En écrivant le livre de son parcours, la pianiste Zhu Xiao-Mei a voulu écrire pour ceux qui ont été, comme elle, victime de la révolution culturelle mais aussi raconter son expérience extraordinaire d'avoir eu la chance de vivre en Chine, puis aux États-Unis et enfin en France. Une expérience dont elle a retiré une leçon de vie essentielle à ses yeux : "il est nécessaire de mélanger les cultures, de les faire dialoguer". En ce qui la concerne le dialogue s'établit entre ses deux maîtres à penser l'ayant aidée à surmonter les épreuves passées : Bach et Lao Tseu, dont elle souhaite aussi à travers ce livre faire partager l'admiration qu'elle a pour eux. Vous voilà donc prévenu : il est fort possible qu'après avoir lu cette autobiographie vous (re)plongiez dans l'écoute des Variations Goldberg, et soyez tentés de lire le Tao Tö King de Lao Tseu , car Zhu Xiao-Meï sait partager cette musique et pensée avec des propos très touchants et convaincants, tout autant que ses interprétations émeuvent. 
Zhu Xiao Mei est née en 1949 à Shangaï et rencontre pour la première fois un piano ("un objet qui parle quand on le touche" et "dont la voix ressemble à un dragon")à l'âge de trois ans lorsqu'il débarque dans le nouveau petit logement familial à Pékin au début des années cinquante. Ce précieux piano appartenait à sa mère, femme très cultivée, qui s'intéressait aux arts occidentaux et était professeur de musique dans une école primaire. C'est naturellement sa mère qui lui apprend à jouer du piano..."mais pas comme tout le monde. Avec elle, les accords, les enchaînement, les déplacements s'éclairent comme par magie ! Chaque note représente un membre de notre famille : au lieu d'aller de do à sol je vais de Papa à Xioru, c'est tellement plus amusant ! Puis nous passons aux exercices les plus simples de Czerny, aux gammes, aux arpèges." A six ans, Zhu Xiao-Mei entre à l'école de musique pour enfants de Pékin dont elle relate "il règne une discipline de fer ; les professeurs sont très exigeants, trop pour moi. Alors que j'ai soif de musique, de nouveauté, ils me font travailler sans relâche quelques mêmes oeuvres...". Elle donne ses premiers concerts dès huit ans à la radio et télévision.
En 1960 elle est admise au conservatoire de Pékin où elle vit en internat : "passé le bonheur et l'émotion de la rentrée, je déchante.

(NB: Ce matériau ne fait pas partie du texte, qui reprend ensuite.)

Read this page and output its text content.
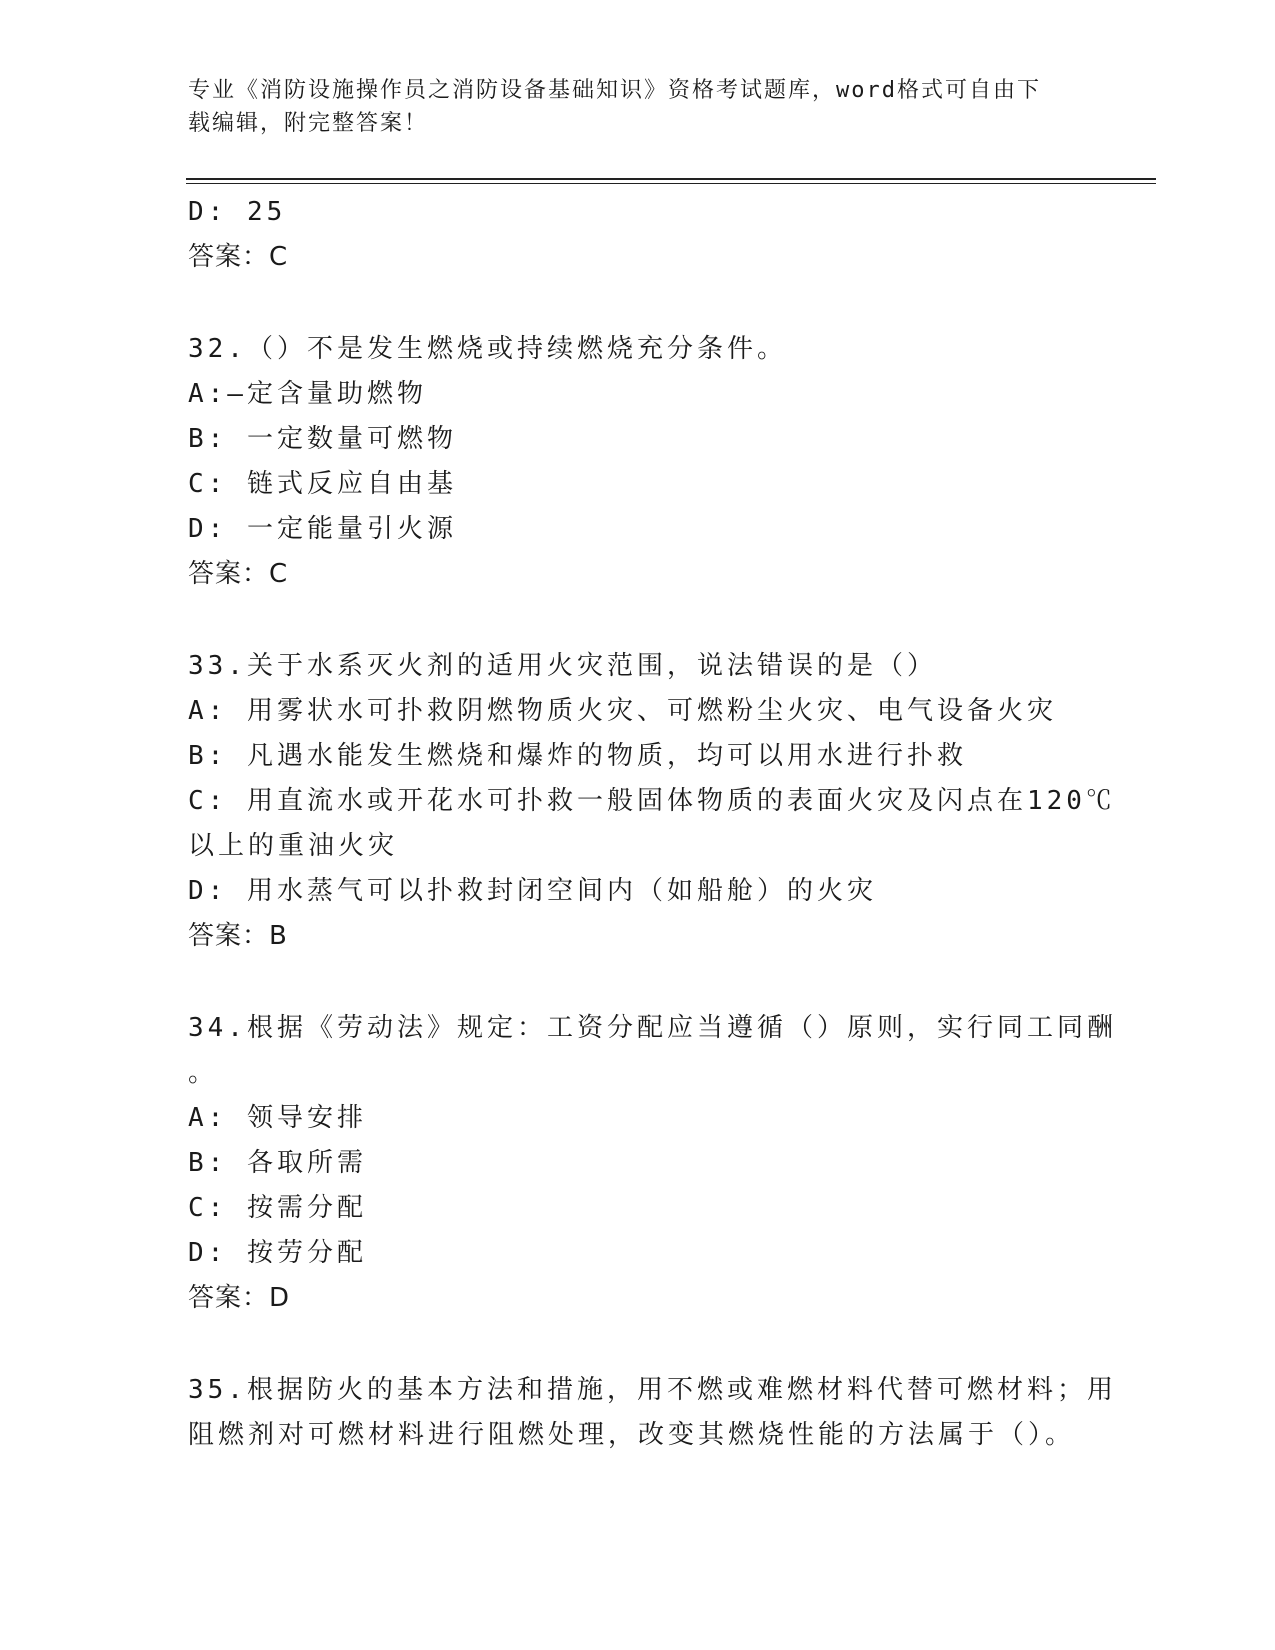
专业《消防设施操作员之消防设备基础知识》资格考试题库，word格式可自由下
载编辑，附完整答案！
D: 25
答案：C
32.（）不是发生燃烧或持续燃烧充分条件。
A:—定含量助燃物
B: 一定数量可燃物
C: 链式反应自由基
D: 一定能量引火源
答案：C
33.关于水系灭火剂的适用火灾范围，说法错误的是（）
A: 用雾状水可扑救阴燃物质火灾、可燃粉尘火灾、电气设备火灾
B: 凡遇水能发生燃烧和爆炸的物质，均可以用水进行扑救
C: 用直流水或开花水可扑救一般固体物质的表面火灾及闪点在120℃
以上的重油火灾
D: 用水蒸气可以扑救封闭空间内（如船舱）的火灾
答案：B
34.根据《劳动法》规定：工资分配应当遵循（）原则，实行同工同酬
。
A: 领导安排
B: 各取所需
C: 按需分配
D: 按劳分配
答案：D
35.根据防火的基本方法和措施，用不燃或难燃材料代替可燃材料；用
阻燃剂对可燃材料进行阻燃处理，改变其燃烧性能的方法属于（）。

Le travail est épuisant. Aux cours de musique intensifs s'ajoutent des cours d'enseignements généraux, indispensables pour le cas où il nous faudrait rejoindre le système scolaire classique, faute de pouvoir entrer dans une carrière musicale. Sans compter les séances de dénonciation et d'autocritique, devenues habituelles". Mais elle y aura pendant plus de deux années un professeur de piano, Pan Yiming, qui par certains de ses maîtres se rattache à l'école russe et qui saura l'encourager : "Tu as de petites mains et cela ne te facilitera pas la tâche dans certains morceaux. Mais les petites mains sont les plus véloces. Cela fera merveille dans certains répertoires. Tu verras le négatif va devenir positif, comme le positif peut lui aussi devenir négatif". Si son enseignement s'avère d'une "impitoyable exigence", il ira bien au-delà des cours hebdomadaires car selon lui il faut aussi vivre avec ses élèves : " Il nous emmène en montagne, nous invite à dîner chez lui, nous fait écouter des disques et nous pousse à nous développer en dehors de la musique..." ouvrant sans nul doute l'imagination de ses élèves. Sans doute ce professeur fut pour Zhu Xiao-Mei aussi la démonstration de la nécessité de faire dialoguer les cultures :" Merveilleux professeur au confluent de deux écoles du piano. L'école chinoise d'un côté, qui privilégie la souplesse, la légèreté, la fluidité, un sens calligraphique de la ligne mélodique, mais aussi la distance aux émotions , et leur contrôle. L'école russe , de l'autre, celle du geste large, du romantisme, de l'imagination puissante, du sentiment et de la générosité."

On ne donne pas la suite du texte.